Car Casanegra fait bien parti de ces petites perles évoquées plus tôt, à l’exception que ne le film de brille pas comme l’objet de la métaphore. Au contraire, il est bien noir et bien oppressant. Le genre qui vous embête un peu, surtout quand vous croisez ces personnages le matin, dans votre rue.

Ça fait quoi, de ne pas arriver à croire la réalité? 

Il faut croire que c’est parce que je vis à Casablanca qu’entrevoir la ville de Casanegra qui se réveille quand je m’endors et qui sévit quand je suis dans mon lit m’a plus atteint que ce que les critiques veulent bien l’avouer. Moi, j’ai fini par ressentir une espèce de vertige qui me tordait la gorge, et à prendre au sérieux les scènes parodiques du long-métrage. Tous ces personnages et les réalités que Nour-Eddine Lakhmari m’a balancé à la figure m’ont certes émut, mais surtout filé une nausée pas vraiment naturelle. Je me suis faite prendre au jeu du réalisateur : j’ai haussé les sourcils en voyant à l’écran gesticuler comme une folle un riche propriétaire travestit. Plus tard, en passant devant les villas de la Corniche, j’ai été obligé d’y repenser, et de reconnaître que la réalité est elle-même complètement folle.

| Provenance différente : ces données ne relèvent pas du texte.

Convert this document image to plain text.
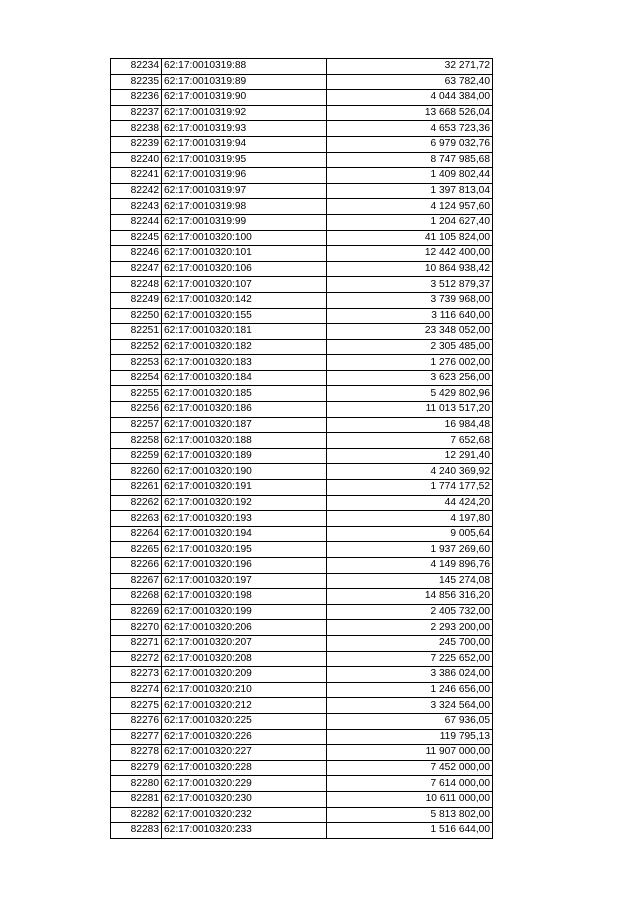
82234	62:17:0010319:88	32 271,72
82235	62:17:0010319:89	63 782,40
82236	62:17:0010319:90	4 044 384,00
82237	62:17:0010319:92	13 668 526,04
82238	62:17:0010319:93	4 653 723,36
82239	62:17:0010319:94	6 979 032,76
82240	62:17:0010319:95	8 747 985,68
82241	62:17:0010319:96	1 409 802,44
82242	62:17:0010319:97	1 397 813,04
82243	62:17:0010319:98	4 124 957,60
82244	62:17:0010319:99	1 204 627,40
82245	62:17:0010320:100	41 105 824,00
82246	62:17:0010320:101	12 442 400,00
82247	62:17:0010320:106	10 864 938,42
82248	62:17:0010320:107	3 512 879,37
82249	62:17:0010320:142	3 739 968,00
82250	62:17:0010320:155	3 116 640,00
82251	62:17:0010320:181	23 348 052,00
82252	62:17:0010320:182	2 305 485,00
82253	62:17:0010320:183	1 276 002,00
82254	62:17:0010320:184	3 623 256,00
82255	62:17:0010320:185	5 429 802,96
82256	62:17:0010320:186	11 013 517,20
82257	62:17:0010320:187	16 984,48
82258	62:17:0010320:188	7 652,68
82259	62:17:0010320:189	12 291,40
82260	62:17:0010320:190	4 240 369,92
82261	62:17:0010320:191	1 774 177,52
82262	62:17:0010320:192	44 424,20
82263	62:17:0010320:193	4 197,80
82264	62:17:0010320:194	9 005,64
82265	62:17:0010320:195	1 937 269,60
82266	62:17:0010320:196	4 149 896,76
82267	62:17:0010320:197	145 274,08
82268	62:17:0010320:198	14 856 316,20
82269	62:17:0010320:199	2 405 732,00
82270	62:17:0010320:206	2 293 200,00
82271	62:17:0010320:207	245 700,00
82272	62:17:0010320:208	7 225 652,00
82273	62:17:0010320:209	3 386 024,00
82274	62:17:0010320:210	1 246 656,00
82275	62:17:0010320:212	3 324 564,00
82276	62:17:0010320:225	67 936,05
82277	62:17:0010320:226	119 795,13
82278	62:17:0010320:227	11 907 000,00
82279	62:17:0010320:228	7 452 000,00
82280	62:17:0010320:229	7 614 000,00
82281	62:17:0010320:230	10 611 000,00
82282	62:17:0010320:232	5 813 802,00
82283	62:17:0010320:233	1 516 644,00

C’est un euphémisme de dire que c’est assez troublant, encore plus qu’assister à 124 minutes de violence physique et psychologique, de comprendre que les clichés de ce film errent dans les rues d’une ville dans laquelle je marche, moi aussi. Que ce qui ce passait derrière l’écran et que je jugeais de parodie était une réalité dans l’immeuble devant lequel je passais le matin. Et se rendre compte qu’on suspecte la réalité d’être une parodie, c’est plutôt anxiogène. Lakhmari aurait pu filmer ces scènes depuis mon épaule, le soir quand je rentre en taxi. D’ailleurs, la plupart des scènes d’actions sont tournées avec une caméra sur la sienne, lui courant derrière ces acteurs, une technique bien connue pour accroître l’aspect réaliste. Et ça fonctionne.

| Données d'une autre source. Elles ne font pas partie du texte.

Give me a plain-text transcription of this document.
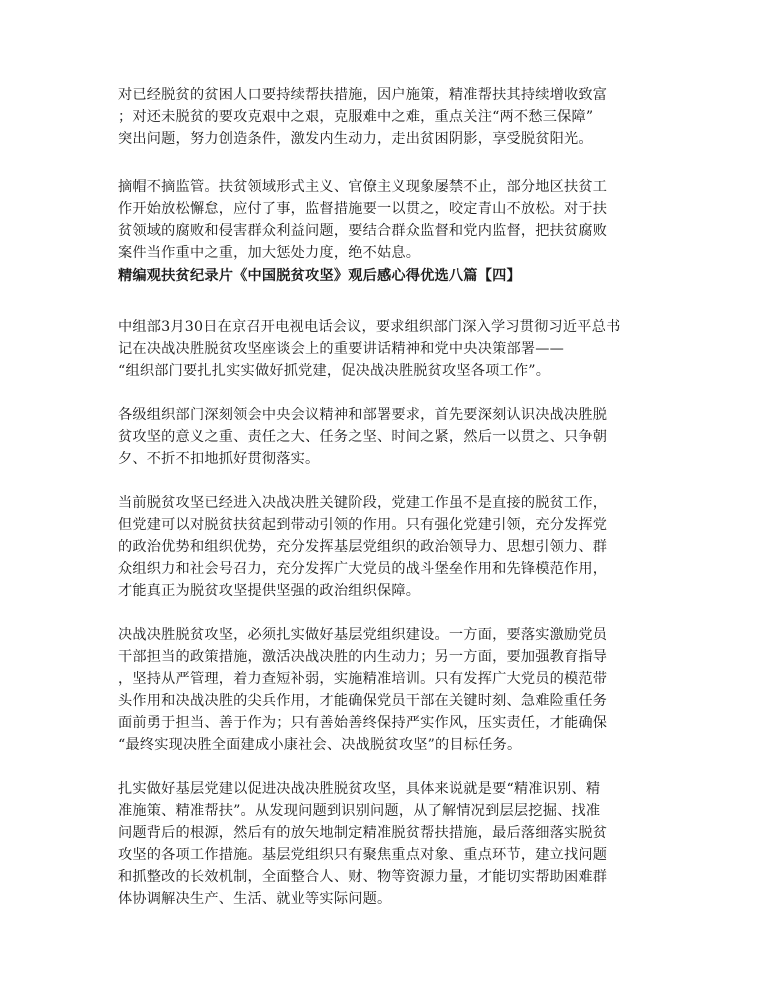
对已经脱贫的贫困人口要持续帮扶措施，因户施策，精准帮扶其持续增收致富
；对还未脱贫的要攻克艰中之艰，克服难中之难，重点关注“两不愁三保障”
突出问题，努力创造条件，激发内生动力，走出贫困阴影，享受脱贫阳光。

摘帽不摘监管。扶贫领域形式主义、官僚主义现象屡禁不止，部分地区扶贫工
作开始放松懈怠，应付了事，监督措施要一以贯之，咬定青山不放松。对于扶
贫领域的腐败和侵害群众利益问题，要结合群众监督和党内监督，把扶贫腐败
案件当作重中之重，加大惩处力度，绝不姑息。

精编观扶贫纪录片《中国脱贫攻坚》观后感心得优选八篇【四】

中组部3月30日在京召开电视电话会议，要求组织部门深入学习贯彻习近平总书
记在决战决胜脱贫攻坚座谈会上的重要讲话精神和党中央决策部署——
“组织部门要扎扎实实做好抓党建，促决战决胜脱贫攻坚各项工作”。

各级组织部门深刻领会中央会议精神和部署要求，首先要深刻认识决战决胜脱
贫攻坚的意义之重、责任之大、任务之坚、时间之紧，然后一以贯之、只争朝
夕、不折不扣地抓好贯彻落实。

当前脱贫攻坚已经进入决战决胜关键阶段，党建工作虽不是直接的脱贫工作，
但党建可以对脱贫扶贫起到带动引领的作用。只有强化党建引领，充分发挥党
的政治优势和组织优势，充分发挥基层党组织的政治领导力、思想引领力、群
众组织力和社会号召力，充分发挥广大党员的战斗堡垒作用和先锋模范作用，
才能真正为脱贫攻坚提供坚强的政治组织保障。

决战决胜脱贫攻坚，必须扎实做好基层党组织建设。一方面，要落实激励党员
干部担当的政策措施，激活决战决胜的内生动力；另一方面，要加强教育指导
，坚持从严管理，着力查短补弱，实施精准培训。只有发挥广大党员的模范带
头作用和决战决胜的尖兵作用，才能确保党员干部在关键时刻、急难险重任务
面前勇于担当、善于作为；只有善始善终保持严实作风，压实责任，才能确保
“最终实现决胜全面建成小康社会、决战脱贫攻坚”的目标任务。

扎实做好基层党建以促进决战决胜脱贫攻坚，具体来说就是要“精准识别、精
准施策、精准帮扶”。从发现问题到识别问题，从了解情况到层层挖掘、找准
问题背后的根源，然后有的放矢地制定精准脱贫帮扶措施，最后落细落实脱贫
攻坚的各项工作措施。基层党组织只有聚焦重点对象、重点环节，建立找问题
和抓整改的长效机制，全面整合人、财、物等资源力量，才能切实帮助困难群
体协调解决生产、生活、就业等实际问题。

Il y a dans ce film et dans les réactions si entières et passionnées des personnages une réalité tellement bruyante. Il y a dans ses nuits la noirceur que j’ai vu dans les yeux de mendiants qui picolaient en déblatérant leur désespoir. Il y a dans les coups portés et dans le faux sang la violence que j’ai vu dans une altercation à la barre de fer entre deux jeunes. Et puis il y a dans le destin consternant des personnages la saleté qu’on trouve dans l’air et sur les murs. Le matin que moi et des centaines de gens se dirigent vers leur université, Karim et Adil rentrent chez eux après avoir frappé et crié leur frustration. Je suis sure que je peux entendre leurs échos si je me lève la nuit.

Parce qu’il semble parodique au premier abord, le film montre l’absurdité de la réalité de Casablanca par la suite. Le spectateur a toujours plus d’imagination que le scénario. C’est exponentiel : la nausée grandie quand les heures et les jours passent après le visionnage du film. Le réalisateur aurait pu faire durer son film pour en montrer plus ; c’est inutile. Le spectateur se charge d’élaborer une suite montrant une réalité encore plus sombre.